Our literature search did not identify any publications on interactions between bacterial or viral infections and the effectiveness of LT4. The initial data collected during the pandemic of coronavirus 2019 disease suggest that treated hypothyroidism is neither a risk factor nor a severity factor for infection by severe acute respiratory syndrome coronavirus 2 (SARS-CoV-2) [161]. Nevertheless, it has been suggested that thyroid status should be reassessed in euthyroid pregnant women infected by SARS-CoV-2 in their first trimester of pregnancy, notably if they are at high risk of thyroid dysfunction or have a history of thyroid autoimmune disease [162, 163].

The present study had a number of limitations.
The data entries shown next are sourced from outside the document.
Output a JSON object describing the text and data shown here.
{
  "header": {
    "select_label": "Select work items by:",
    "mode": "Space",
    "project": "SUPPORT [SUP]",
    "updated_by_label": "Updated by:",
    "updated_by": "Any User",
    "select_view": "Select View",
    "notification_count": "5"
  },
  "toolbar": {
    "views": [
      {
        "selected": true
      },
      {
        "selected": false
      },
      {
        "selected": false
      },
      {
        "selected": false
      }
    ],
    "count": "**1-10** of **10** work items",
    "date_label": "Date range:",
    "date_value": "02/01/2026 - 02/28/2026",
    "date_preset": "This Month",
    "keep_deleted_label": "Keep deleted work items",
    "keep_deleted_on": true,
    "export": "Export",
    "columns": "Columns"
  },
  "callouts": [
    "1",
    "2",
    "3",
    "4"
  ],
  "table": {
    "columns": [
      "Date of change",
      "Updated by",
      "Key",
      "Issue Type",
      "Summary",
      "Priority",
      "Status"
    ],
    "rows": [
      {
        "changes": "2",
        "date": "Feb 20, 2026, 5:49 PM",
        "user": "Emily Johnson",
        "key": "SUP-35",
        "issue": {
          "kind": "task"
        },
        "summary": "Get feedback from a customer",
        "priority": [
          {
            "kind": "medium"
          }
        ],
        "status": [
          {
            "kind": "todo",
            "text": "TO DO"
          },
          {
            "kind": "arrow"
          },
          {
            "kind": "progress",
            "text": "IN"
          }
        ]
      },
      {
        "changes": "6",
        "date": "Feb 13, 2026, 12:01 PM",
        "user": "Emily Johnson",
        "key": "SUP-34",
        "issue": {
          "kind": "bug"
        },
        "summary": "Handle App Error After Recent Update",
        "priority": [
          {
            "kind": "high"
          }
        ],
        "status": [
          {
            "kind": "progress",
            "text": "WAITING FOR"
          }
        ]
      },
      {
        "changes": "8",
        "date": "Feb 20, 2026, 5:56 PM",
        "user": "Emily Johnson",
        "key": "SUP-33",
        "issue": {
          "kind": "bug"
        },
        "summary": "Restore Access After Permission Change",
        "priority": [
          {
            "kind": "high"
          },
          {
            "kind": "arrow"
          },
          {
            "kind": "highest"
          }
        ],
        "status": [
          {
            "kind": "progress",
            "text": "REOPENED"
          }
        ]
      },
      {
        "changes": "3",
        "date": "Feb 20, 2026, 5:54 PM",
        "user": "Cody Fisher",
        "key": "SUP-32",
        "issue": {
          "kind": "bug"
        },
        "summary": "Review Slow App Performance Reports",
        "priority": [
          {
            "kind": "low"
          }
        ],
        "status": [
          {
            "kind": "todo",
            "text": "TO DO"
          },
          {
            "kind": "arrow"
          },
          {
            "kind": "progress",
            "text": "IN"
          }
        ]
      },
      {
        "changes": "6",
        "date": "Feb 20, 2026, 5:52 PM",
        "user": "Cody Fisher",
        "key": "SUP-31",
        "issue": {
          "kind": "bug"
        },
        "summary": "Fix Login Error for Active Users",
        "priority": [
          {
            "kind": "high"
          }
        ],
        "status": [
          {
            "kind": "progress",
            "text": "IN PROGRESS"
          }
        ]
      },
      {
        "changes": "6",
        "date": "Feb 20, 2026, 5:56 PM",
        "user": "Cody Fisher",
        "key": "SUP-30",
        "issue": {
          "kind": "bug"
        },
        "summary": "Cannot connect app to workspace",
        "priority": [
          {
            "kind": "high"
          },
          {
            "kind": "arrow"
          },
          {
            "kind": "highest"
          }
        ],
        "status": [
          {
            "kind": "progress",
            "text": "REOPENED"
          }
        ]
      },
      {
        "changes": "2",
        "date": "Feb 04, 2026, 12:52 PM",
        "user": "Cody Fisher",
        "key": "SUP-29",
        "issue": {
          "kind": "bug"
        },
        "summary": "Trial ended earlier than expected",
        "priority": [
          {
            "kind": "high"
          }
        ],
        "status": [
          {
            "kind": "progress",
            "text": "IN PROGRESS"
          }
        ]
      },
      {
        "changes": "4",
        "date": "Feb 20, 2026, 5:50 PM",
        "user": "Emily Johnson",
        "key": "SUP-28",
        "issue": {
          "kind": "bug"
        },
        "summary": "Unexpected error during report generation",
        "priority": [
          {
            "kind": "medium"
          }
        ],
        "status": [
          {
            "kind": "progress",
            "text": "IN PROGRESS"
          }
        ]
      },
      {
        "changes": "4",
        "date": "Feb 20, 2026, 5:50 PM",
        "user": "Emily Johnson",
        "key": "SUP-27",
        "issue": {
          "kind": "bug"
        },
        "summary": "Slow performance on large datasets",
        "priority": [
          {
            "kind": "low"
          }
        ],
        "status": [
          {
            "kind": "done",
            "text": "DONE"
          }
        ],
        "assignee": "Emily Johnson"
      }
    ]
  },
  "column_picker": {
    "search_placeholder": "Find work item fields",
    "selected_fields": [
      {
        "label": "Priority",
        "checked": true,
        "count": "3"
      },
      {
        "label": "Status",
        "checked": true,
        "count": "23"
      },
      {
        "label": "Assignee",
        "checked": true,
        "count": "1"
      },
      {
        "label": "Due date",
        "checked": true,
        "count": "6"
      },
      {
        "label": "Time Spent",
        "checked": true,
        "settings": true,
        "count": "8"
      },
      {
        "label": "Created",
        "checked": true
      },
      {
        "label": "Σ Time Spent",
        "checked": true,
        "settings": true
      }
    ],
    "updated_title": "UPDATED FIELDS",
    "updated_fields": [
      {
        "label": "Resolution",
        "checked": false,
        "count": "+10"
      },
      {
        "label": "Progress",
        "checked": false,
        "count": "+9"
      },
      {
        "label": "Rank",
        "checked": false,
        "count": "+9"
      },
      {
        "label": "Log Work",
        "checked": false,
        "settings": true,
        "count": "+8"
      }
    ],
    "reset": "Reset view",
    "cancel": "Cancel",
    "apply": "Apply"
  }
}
Firstly, only the PubMed database was searched. Secondly, only publications in English were screened.

Perspectives for further research include the broader application of in silico simulations of oral drug absorption and the effect of drug interactions [164]. There is also scope for better evaluating the risk of malabsorption in newly treated patients, using rapid screening questionnaires. For example, Bellastella et al. recently developed and tested a seven-question “Evaluation of Malabsorption in Patients with Hypothyroidism” (EMPATHY) questionnaire [165]. The questions covered gastritis, gastroesophageal reflux disease, H. pylori infection, bowel disease, food allergies, dietary habits linked to a high soy intake, alcohol intolerance or addiction, nickel allergy, and intolerance of gluten, histamine, lactose, citric acid or corn starch. Use of the EMPATHY questionnaire was associated with a lower requirement for subsequent dose adjustments.